Différents discours politiques sur la pauvreté à déconstruire
La lutte contre les inégalités sociales est un cheval de bataille de Liages. En tant qu’association d’éducation permanente socialiste, nous sommes soucieux de porter un regard critique sur les phénomènes de discrimination, de domination et d’injustice sociale afin de réfléchir aux leviers d’action envisageables pour leur transformation. De ce fait, nous ne sommes pas insensibles à la paupérisation qui traverse notre société et en particulier celle dont une part importante des personnes âgées sont victimes.
En Belgique, 24 % des seniors vit sous le seuil de pauvreté. Ce taux est a nuancé. Les revenus de pension constituent un élément parmi d’autres du maintien du bien-être et de la sécurité d’existence des personnes âgées. Logement, culture, remboursement des soins de santé, mobilité… sont autant de facteurs qui entrent en ligne de compte. Cela étant dit, la pauvreté de revenus dans la population des seniors est une problématique bien réelle que nous ne pouvons négliger. Il est utile de rappeler « que 59% des femmes et 33% des hommes ayant droit à un pension perçoivent un montant inférieur à 1000 euros. Près de la moitié d’entre eux, 28% des femmes et 16% des hommes perçoivent un montant inférieur à 750 euros » (Protection sociale et pauvreté, p.106).
Quels chemins devons-nous prendre pour faire diminuer ces taux de pauvreté ? Des discours politiques pluriels répondent à ce questionnement selon une représentation qui leur est propre. Une première représentation, à tendance libérale, considère que la diminution de la pauvreté en Belgique ne pourra se réaliser que par l’augmentation de la richesse nationale.
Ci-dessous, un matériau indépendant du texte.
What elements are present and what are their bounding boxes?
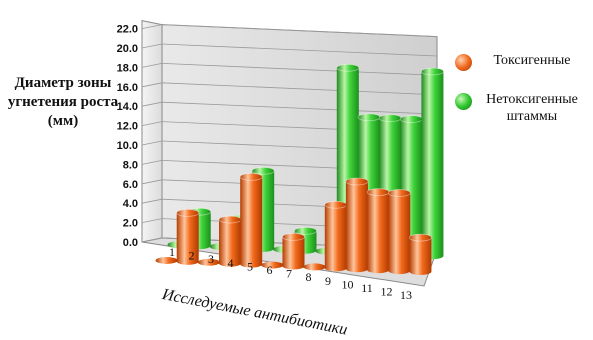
bar-nontoxigenic-7-top [294, 226, 317, 235]
bar-toxigenic-12-top [387, 189, 411, 197]
y-tick-label: 8.0 [123, 159, 138, 171]
bar-toxigenic-8 [303, 263, 326, 271]
y-tick-label: 16.0 [117, 82, 138, 94]
bar-toxigenic-10 [345, 177, 369, 273]
gridline [161, 43, 438, 57]
y-tick-label: 10.0 [117, 140, 138, 152]
bar-nontoxigenic-13-body [421, 71, 444, 260]
gridline-side [141, 63, 163, 68]
gridline-side [141, 237, 163, 243]
gridline-side [141, 179, 163, 185]
bar-toxigenic-13 [409, 233, 432, 276]
gridline-side [141, 24, 163, 29]
bar-nontoxigenic-10-top [357, 113, 381, 122]
bar-toxigenic-10-top [345, 177, 369, 186]
y-tick-label: 20.0 [117, 43, 138, 55]
x-tick-label: 1 [169, 245, 175, 259]
bar-toxigenic-12 [387, 189, 411, 275]
bar-toxigenic-2 [176, 208, 200, 265]
y-tick-label: 22.0 [117, 24, 138, 36]
bar-toxigenic-3 [197, 258, 220, 266]
bar-chart-3d: 0.0 2.0 4.0 6.0 8.0 10.0 12.0 14.0 16.0 18.0 20.0 2… [117, 19, 444, 302]
bar-toxigenic-11-body [367, 192, 390, 274]
bar-toxigenic-8-disc [303, 263, 326, 271]
bar-toxigenic-6 [261, 261, 284, 269]
gridline [161, 24, 438, 37]
y-tick-label: 6.0 [123, 179, 138, 191]
y-tick-label: 18.0 [117, 62, 138, 74]
x-tick-label: 6 [267, 263, 273, 277]
x-tick-label: 13 [400, 288, 412, 302]
bar-toxigenic-11-top [366, 188, 390, 196]
side-wall [141, 19, 163, 243]
bar-toxigenic-5-top [239, 172, 263, 181]
legend-label-toxigenic: Токсигенные [493, 53, 571, 68]
bar-nontoxigenic-12-top [399, 115, 423, 123]
bar-toxigenic-4-top [218, 215, 242, 224]
bar-nontoxigenic-13-top [421, 67, 444, 76]
bar-toxigenic-2-body [176, 212, 199, 265]
bar-toxigenic-1-disc [155, 256, 178, 264]
gridline [161, 101, 438, 115]
gridline [161, 63, 438, 76]
gridline-side [141, 43, 163, 49]
bar-toxigenic-10-body [345, 181, 368, 273]
bar-toxigenic-7-body [282, 236, 305, 270]
y-tick-label: 2.0 [123, 218, 138, 230]
x-tick-label: 9 [325, 274, 331, 288]
bar-toxigenic-4 [218, 215, 242, 267]
bar-toxigenic-2-top [176, 208, 200, 217]
y-tick-label: 14.0 [117, 101, 138, 113]
bar-nontoxigenic-13 [421, 67, 444, 260]
gridline-side [141, 121, 163, 126]
x-tick-label: 5 [247, 259, 253, 273]
bar-toxigenic-9-top [324, 200, 348, 209]
legend: Токсигенные Нетоксигенные штаммы [455, 52, 590, 145]
x-tick-label: 2 [189, 249, 195, 263]
x-tick-label: 11 [361, 281, 373, 295]
gridline-side [141, 101, 163, 107]
legend-item-toxigenic: Токсигенные [455, 52, 590, 71]
bar-nontoxigenic-11-top [378, 114, 402, 123]
bar-toxigenic-11 [366, 188, 390, 274]
gridline-side [141, 82, 163, 88]
bar-toxigenic-13-body [409, 237, 432, 276]
y-tick-label: 12.0 [117, 121, 138, 133]
bar-toxigenic-5 [239, 172, 263, 268]
bar-toxigenic-12-body [388, 193, 411, 275]
bar-nontoxigenic-9-top [336, 63, 360, 72]
bar-nontoxigenic-5-top [251, 166, 275, 175]
x-tick-label: 7 [286, 267, 292, 281]
x-tick-label: 12 [381, 285, 393, 299]
y-axis-label: Диаметр зоны угнетения роста (мм) [7, 75, 119, 129]
bar-toxigenic-9 [324, 200, 348, 272]
bar-toxigenic-13-top [409, 233, 432, 242]
bar-toxigenic-5-body [240, 176, 263, 268]
bar-toxigenic-1 [155, 256, 178, 264]
legend-swatch-green [455, 93, 472, 110]
bar-toxigenic-9-body [324, 204, 347, 272]
gridline-side [141, 198, 163, 204]
gridline-side [141, 140, 163, 146]
x-tick-label: 4 [228, 256, 234, 270]
bar-toxigenic-6-disc [261, 261, 284, 269]
x-tick-label: 3 [208, 252, 214, 266]
legend-item-nontoxigenic: Нетоксигенные штаммы [455, 91, 590, 125]
gridline-side [141, 218, 163, 223]
x-tick-label: 8 [306, 270, 312, 284]
y-tick-label: 4.0 [123, 198, 138, 210]
bar-toxigenic-7-top [282, 232, 305, 241]
gridline-side [141, 160, 163, 165]
y-tick-label: 0.0 [123, 237, 138, 249]
bar-toxigenic-3-disc [197, 258, 220, 266]
bar-toxigenic-7 [282, 232, 305, 270]
x-tick-label: 10 [342, 277, 354, 291]
legend-swatch-orange [455, 54, 472, 71]
legend-label-nontoxigenic: Нетоксигенные штаммы [486, 92, 578, 124]
gridline [161, 82, 438, 96]
bar-toxigenic-4-body [219, 219, 242, 267]
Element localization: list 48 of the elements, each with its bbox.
La seconde, qui s’oriente vers une philosophie charitable, promeut une sensibilisation à la « tolérance de l’autre » pour lutter contre la discrimination sociale des personnes en situation de pauvreté. La vision socialiste enfin préconise qu’une répartition des revenus de manière plus égalitaire entre les couches sociales de la société est la réponse adéquate pour solutionner le problème sans chercher à l’éviter.
Dans ce texte, nous analyserons et déconstruirons d’abord deux visions qui naturalisent le phénomène de pauvreté : la vision libérale et la vision charitable. Ensuite, nous expliquerons pourquoi la défense des mécanismes sociaux de répartition des richesses nous semble être la réponse la plus adéquate pour diminuer la pauvreté qui touche les seniors.
Deux discours sur les pauvres
a. Le discours néolibéral
Le néolibéralisme fonde son existence sur les « lois du marché économique » qu’il considère comme naturelles. Selon le modèle d’économie néolibérale, moins il y a de régulation de la part de l’État, mieux la société se porte. Il encourage par conséquent plus de flexibilité et d’autonomie de la part des acteurs de l’économie afin d’augmenter le profit et le bénéfice des grosses entreprises et donc la richesse du pays. C’est comme ça que les États sont capables, en période de crise économique, de débourser énormément d’argent pour sauver les banques, au détriment de budgets publics qui auraient pu être alloués à la santé, aux pensions ou encore à l’accueil des personnes âgées.
Dans ce système, la dimension financière supplantent la dimension sociale et le bien-être des citoyens. Paradoxalement, même si le pays enregistre une croissance économique positive, le taux de pauvreté croit également. La diminution de la pauvreté dans un pays n’est donc pas liée à sa croissance économique.
Dans cette pensée néolibérale, le vieillissement de la population est vu comme un coût, un défi économique qu’il va falloir gérer au plus vite. Aussi, des solutions pour contrer le problème de la pauvreté des pensionnés seraient de maintenir les seniors au travail le plus longtemps possible et de favoriser les systèmes de capitalisation des pensions2. Or des études montrent que les systèmes basés sur l’épargne individuelle des pensions (2e et 3e piliers) avantagent les plus riches (capables d’épargner) et appauvrissent les classes plus précaires (dont les revenus ne permettent pas l’épargne).
L’individualisme encouragé par cette vision considère qu’un pensionné, dont le revenu est insuffisant pour répondre à ses besoins, est responsable de cette situation, dont il pourrait prévoir la conséquence. Cette vision ne prend donc pas en considération les inégalités de revenus au fondement de l’augmentation de la pauvreté. Parallèlement à cette vision néolibérale dominante dans nos sociétés occidentales, un second discours prend aussi de l’ampleur dans l’espace politique et médiatique. Celui-ci propose d’améliorer « l’intégration des pauvres ».